Qual è la cosa più importante che ci serve a livello collettivo per guardare avanti e non indietro?
«Il paradosso attuale è che in questa situazione avremmo bisogno e dovremmo essere uniti ma anche distanti e ciò sarà l’operazione più difficile, perché noi tutti abbiamo bisogno, per stare bene, di fisicità e condivisione. Ora la prima manca, ma il cum-dividere non necessita di sola fisicità. Oggi, come non mai, la condivisione e la comunicazione tra persone di differenti ruoli professionali è determinante. Questa che si è presentata può essere un’irripetibile occasione per riconvertire non solo le produzioni per far sopravvivere economicamente un’impresa o un’azienda, ma per attuare un’epistemologia differente».
Cosa può scatenare la voglia di cambiare, innovare… un aspetto che il nostro Paese sembra aver perso da tempo?
«Esattamente quello che dicevo nelle risposte precedenti: riconvertire, rigenerarsi, cogliere l’occasione per inventare un nuovo futuro. Ovviamente dipende molto da come è costruita la società in cui si vive e al tipo di attività dell’azienda. Un contesto pieno di clientelismi o di associazioni più o meno legali di potere, e quindi di prevaricazioni e privilegi per pochi, è difficile che possa cambiare degenerando in quello che in parte sta già avvenendo, ovvero in una rabbia che porta a fenomeni sociali regressivi che ho elencato prima. In questo senso l’Italia non parte molto bene e non è avvantaggiata rispetto ad altri paesi europei, anche se non dimentichiamo che se nei paesi del Centro o del Nord Europa vige un’organizzazione e un senso di comunità e civiltà maggiori per il bene comune, per l’ambiente, i diritti civili, è vero anche che l’Italia ha dalla sua parte l’intraprendenza e la capacità di innovare.
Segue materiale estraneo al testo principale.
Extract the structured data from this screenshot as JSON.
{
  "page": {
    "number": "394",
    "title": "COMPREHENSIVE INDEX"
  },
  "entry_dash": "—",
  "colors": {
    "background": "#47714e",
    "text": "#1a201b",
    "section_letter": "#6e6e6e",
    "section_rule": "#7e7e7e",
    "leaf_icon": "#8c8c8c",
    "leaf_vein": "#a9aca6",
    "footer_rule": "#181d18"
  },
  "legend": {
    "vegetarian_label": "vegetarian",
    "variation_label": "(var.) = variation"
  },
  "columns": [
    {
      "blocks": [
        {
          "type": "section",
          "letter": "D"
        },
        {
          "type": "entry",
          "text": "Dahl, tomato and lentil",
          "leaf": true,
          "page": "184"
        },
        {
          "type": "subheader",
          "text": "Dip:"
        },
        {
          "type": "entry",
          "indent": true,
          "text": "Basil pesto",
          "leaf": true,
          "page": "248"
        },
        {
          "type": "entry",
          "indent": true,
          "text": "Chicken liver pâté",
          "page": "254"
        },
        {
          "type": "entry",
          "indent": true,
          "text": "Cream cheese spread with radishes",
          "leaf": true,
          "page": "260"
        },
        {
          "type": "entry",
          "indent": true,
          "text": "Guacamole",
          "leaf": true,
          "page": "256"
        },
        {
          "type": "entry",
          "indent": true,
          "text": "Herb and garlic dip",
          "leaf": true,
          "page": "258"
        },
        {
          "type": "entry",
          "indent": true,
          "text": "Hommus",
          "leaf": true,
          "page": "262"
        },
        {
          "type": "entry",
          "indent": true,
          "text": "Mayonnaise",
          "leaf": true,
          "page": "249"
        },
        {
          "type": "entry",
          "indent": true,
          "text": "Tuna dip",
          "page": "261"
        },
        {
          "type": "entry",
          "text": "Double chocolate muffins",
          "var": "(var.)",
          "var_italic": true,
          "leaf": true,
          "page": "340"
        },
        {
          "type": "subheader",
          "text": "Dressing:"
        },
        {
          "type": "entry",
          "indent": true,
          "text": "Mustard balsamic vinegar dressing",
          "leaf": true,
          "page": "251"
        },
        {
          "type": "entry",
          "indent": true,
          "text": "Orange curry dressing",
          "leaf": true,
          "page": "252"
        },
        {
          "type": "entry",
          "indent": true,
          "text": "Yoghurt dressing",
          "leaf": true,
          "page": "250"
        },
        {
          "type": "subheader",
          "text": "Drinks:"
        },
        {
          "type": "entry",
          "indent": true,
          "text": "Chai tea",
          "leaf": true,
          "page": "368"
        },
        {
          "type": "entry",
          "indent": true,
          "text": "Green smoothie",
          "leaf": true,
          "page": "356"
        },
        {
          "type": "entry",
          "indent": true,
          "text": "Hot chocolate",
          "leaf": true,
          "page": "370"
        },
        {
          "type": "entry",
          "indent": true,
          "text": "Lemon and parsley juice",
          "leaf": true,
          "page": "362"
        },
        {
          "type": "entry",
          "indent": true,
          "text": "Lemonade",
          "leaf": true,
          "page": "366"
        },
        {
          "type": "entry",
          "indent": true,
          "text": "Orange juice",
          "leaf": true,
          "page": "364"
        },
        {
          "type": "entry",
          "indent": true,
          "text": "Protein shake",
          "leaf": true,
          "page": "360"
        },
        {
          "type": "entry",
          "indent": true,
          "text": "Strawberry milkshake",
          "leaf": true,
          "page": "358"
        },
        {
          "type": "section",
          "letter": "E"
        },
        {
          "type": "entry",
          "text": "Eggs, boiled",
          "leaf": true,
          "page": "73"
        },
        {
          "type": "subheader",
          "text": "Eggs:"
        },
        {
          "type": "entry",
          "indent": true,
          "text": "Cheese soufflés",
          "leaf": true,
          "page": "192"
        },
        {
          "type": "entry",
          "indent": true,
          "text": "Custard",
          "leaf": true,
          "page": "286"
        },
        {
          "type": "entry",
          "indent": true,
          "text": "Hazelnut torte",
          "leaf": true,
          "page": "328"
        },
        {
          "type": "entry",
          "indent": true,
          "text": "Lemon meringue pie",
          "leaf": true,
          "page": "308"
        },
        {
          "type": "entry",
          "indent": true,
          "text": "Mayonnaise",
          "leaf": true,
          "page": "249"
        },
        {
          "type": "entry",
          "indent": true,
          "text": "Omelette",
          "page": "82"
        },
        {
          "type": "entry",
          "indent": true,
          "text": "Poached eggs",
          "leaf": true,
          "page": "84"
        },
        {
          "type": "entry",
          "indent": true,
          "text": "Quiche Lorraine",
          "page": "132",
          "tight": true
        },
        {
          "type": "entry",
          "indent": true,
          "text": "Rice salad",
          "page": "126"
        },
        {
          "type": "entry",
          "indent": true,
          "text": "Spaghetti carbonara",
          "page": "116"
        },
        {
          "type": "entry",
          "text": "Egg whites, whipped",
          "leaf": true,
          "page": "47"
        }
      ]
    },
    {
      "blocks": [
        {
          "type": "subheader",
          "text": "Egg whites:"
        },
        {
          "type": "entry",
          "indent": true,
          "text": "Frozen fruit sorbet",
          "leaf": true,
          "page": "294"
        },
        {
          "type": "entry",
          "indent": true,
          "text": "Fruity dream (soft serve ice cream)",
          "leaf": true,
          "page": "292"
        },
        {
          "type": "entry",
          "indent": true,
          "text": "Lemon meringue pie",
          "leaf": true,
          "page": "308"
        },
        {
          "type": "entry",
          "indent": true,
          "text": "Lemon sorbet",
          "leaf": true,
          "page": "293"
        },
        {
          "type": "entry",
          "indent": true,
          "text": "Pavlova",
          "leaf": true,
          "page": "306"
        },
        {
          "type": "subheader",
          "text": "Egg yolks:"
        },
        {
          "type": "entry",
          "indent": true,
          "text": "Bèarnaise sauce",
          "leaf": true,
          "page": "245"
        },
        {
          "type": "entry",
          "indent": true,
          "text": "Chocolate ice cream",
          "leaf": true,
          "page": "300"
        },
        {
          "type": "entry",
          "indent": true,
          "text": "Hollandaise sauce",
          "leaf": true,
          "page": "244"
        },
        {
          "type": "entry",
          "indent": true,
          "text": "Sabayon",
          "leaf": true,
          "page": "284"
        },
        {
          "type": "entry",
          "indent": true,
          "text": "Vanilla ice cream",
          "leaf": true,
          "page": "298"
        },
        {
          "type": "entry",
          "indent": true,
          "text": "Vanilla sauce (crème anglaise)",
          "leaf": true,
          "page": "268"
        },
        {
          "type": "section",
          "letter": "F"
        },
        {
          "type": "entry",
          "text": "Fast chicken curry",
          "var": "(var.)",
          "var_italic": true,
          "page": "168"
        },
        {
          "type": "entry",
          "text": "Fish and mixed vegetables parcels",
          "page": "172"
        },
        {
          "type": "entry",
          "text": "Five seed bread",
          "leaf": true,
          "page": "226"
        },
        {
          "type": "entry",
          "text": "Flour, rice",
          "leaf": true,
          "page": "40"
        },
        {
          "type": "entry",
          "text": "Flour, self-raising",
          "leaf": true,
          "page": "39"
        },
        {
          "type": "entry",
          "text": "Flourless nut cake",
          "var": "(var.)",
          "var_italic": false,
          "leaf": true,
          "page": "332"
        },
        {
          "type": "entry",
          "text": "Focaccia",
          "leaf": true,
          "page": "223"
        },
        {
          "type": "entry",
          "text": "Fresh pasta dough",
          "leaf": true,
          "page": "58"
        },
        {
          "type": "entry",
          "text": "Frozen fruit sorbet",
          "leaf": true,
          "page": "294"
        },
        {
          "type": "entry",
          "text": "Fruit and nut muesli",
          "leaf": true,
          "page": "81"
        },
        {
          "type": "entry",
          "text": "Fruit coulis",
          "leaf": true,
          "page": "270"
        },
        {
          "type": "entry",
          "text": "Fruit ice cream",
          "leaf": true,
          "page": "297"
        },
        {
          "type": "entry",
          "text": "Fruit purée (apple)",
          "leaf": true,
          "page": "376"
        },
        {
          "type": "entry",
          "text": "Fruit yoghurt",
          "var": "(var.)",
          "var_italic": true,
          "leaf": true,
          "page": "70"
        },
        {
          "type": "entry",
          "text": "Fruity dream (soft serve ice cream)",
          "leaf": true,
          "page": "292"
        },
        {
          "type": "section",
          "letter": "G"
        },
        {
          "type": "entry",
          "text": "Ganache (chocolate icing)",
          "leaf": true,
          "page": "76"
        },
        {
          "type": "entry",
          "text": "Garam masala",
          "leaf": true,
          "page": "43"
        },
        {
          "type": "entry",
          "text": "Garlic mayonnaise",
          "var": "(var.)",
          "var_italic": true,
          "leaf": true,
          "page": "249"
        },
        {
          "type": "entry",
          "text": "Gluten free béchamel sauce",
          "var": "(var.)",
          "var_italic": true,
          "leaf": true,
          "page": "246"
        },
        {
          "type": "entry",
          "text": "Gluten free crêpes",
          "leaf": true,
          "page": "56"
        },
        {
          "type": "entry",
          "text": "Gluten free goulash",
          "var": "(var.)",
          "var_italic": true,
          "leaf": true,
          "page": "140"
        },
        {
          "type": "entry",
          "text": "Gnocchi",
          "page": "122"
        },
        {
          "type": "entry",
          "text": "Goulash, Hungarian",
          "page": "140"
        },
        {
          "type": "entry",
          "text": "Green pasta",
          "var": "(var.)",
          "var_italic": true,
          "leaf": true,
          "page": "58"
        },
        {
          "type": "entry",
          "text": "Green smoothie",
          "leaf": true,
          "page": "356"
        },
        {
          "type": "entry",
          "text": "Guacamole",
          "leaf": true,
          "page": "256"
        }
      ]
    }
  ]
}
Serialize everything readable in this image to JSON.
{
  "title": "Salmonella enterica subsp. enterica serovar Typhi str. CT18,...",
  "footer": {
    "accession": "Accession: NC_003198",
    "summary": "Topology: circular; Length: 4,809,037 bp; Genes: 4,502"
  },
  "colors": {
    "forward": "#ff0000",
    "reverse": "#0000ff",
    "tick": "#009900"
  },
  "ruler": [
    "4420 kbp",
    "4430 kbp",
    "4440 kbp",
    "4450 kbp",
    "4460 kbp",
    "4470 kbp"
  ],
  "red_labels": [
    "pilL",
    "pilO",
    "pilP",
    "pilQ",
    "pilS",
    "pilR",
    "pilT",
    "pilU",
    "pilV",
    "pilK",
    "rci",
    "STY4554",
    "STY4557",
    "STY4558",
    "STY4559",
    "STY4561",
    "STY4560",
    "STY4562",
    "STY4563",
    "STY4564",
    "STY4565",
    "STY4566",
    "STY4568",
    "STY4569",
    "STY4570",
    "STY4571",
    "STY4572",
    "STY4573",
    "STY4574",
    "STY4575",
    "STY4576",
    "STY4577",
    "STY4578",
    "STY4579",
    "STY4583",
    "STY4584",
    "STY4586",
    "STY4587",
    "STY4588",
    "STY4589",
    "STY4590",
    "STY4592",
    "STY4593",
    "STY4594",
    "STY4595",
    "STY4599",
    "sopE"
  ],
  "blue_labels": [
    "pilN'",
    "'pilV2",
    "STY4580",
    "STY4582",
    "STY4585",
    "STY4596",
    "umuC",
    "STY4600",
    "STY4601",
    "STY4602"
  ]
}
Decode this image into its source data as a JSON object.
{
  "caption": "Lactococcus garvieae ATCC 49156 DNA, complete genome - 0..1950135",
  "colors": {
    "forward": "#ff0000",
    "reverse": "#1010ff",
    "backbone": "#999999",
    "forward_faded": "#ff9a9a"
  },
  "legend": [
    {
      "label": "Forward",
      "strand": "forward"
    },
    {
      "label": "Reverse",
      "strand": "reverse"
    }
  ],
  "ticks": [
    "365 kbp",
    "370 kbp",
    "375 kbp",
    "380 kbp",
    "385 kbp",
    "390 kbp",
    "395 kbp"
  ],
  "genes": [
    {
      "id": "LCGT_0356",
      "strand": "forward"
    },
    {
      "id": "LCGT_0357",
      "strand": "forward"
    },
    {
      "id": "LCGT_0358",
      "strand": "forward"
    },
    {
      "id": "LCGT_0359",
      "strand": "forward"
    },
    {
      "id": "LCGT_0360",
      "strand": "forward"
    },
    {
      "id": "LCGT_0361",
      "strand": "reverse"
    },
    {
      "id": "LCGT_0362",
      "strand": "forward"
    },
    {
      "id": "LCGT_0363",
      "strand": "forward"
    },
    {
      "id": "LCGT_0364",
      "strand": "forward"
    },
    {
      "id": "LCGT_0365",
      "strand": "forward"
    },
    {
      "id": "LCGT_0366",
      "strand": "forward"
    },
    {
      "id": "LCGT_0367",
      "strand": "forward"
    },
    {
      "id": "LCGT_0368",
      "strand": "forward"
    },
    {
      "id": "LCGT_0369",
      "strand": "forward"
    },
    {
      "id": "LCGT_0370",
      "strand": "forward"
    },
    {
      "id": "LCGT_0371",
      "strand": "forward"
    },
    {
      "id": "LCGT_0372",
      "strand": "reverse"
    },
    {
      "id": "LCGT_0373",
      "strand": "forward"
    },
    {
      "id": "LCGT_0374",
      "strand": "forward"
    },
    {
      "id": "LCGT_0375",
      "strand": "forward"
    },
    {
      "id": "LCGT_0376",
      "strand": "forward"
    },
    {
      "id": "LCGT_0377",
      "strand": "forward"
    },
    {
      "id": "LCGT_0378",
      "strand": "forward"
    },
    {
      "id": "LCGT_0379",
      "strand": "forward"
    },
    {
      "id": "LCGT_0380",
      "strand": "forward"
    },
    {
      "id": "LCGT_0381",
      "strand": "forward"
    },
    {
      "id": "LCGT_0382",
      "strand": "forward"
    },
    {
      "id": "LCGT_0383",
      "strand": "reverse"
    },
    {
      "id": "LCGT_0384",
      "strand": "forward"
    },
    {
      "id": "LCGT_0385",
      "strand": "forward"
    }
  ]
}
Io credo che più che la voglia che manca in questo Paese, questi siano stati lunghi anni di intorpidimento ipnotico, a causa di una classe dirigente e politica che ha puntato su passioni tristi, fragili, usa e getta, e non su uno spazio e un qui e ora pregno della storia passata e del momento presente e del sentimento della speranza e della fiducia. In questo senso ci sarà molto da lavorare in un’Italia che sta facendo di un virus una questione politica e non sanitaria. Siamo comunque in buona, o cattiva, compagnia, ma questo non deve essere un alibi».